I’ve recently returned from two weeks in America, and spent some of that time at places like the Arts Institute in Chicago and the Piermont Morgan Library and Museum in New York. I’ve seen lots of very, very beautiful things.
One of the effects of all of this has been to prod my thinking about the arts, and their relationship to research. I keep seeing things that move the viewer or listener, and I keep thinking about the limited readership and impact of the world of academic writing. It’s not true for the established academics, of course – the Britzmans, Shulmans, Darling-Hammonds – but for people like me, it can be a bit of a game, where you get published to rack up the points but it doesn’t have much impact on anything real.
Perhaps the moment that made the biggest impression on me in America was when I visited an exhibition dedicated to my favourite author, Charles Dickens. At the entrance there was a large poster with an introductory overview, part of which quoted T. S. Eliot roughly along the following lines:
Dickens created characters of greater intensity than human beings, characters who belong to poetry like figures of Dante or Shakespeare.
As I read these words, shivers started to run along my spine. I had to sit down for while, before going through the door.
Why such a strong reaction, I wondered? What was it about those specific words? I think I located at least one part of the explanation.
Dickens created characters ‘of greater intensity than human beings’. He exaggerated virtues and foibles, traits and mannerisms, in order to explore and expose tensions and issues that were not seen clearly by Victorian England. He created vivid, complex worlds. His readers were moved. His novels had an immediate and powerful effect.
The contrast with the much of the academic writing that researchers publish in journals is stark.
Is there, I’ve been wondering, any chance of a researcher writing a piece of fiction – a short story or even a novel, or some poetry, or a film, or a photo story – which is footnoted and has an extensive annotated bibliography? A kind of Bleak House with footnotes? Is this kind of thing being done anywhere within academic circles?

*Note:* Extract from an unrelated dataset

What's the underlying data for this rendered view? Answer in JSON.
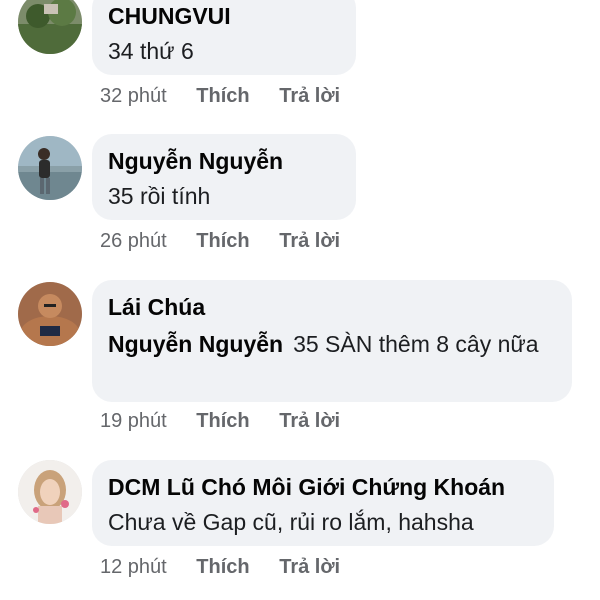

I think this is where this American experience has been leading me, to thinking about the possibilities of an academic fiction, different from New Journalism (in that it requires a kind of explicit academic rigour not expected of a Truman Capote or Norman Mailer) but also different from more traditional narrative inquiry (because it’s wanting to go beyond using narrative techniques in reporting real events; it’s wanting to write fiction with composite characters and invented dialogues and scenes).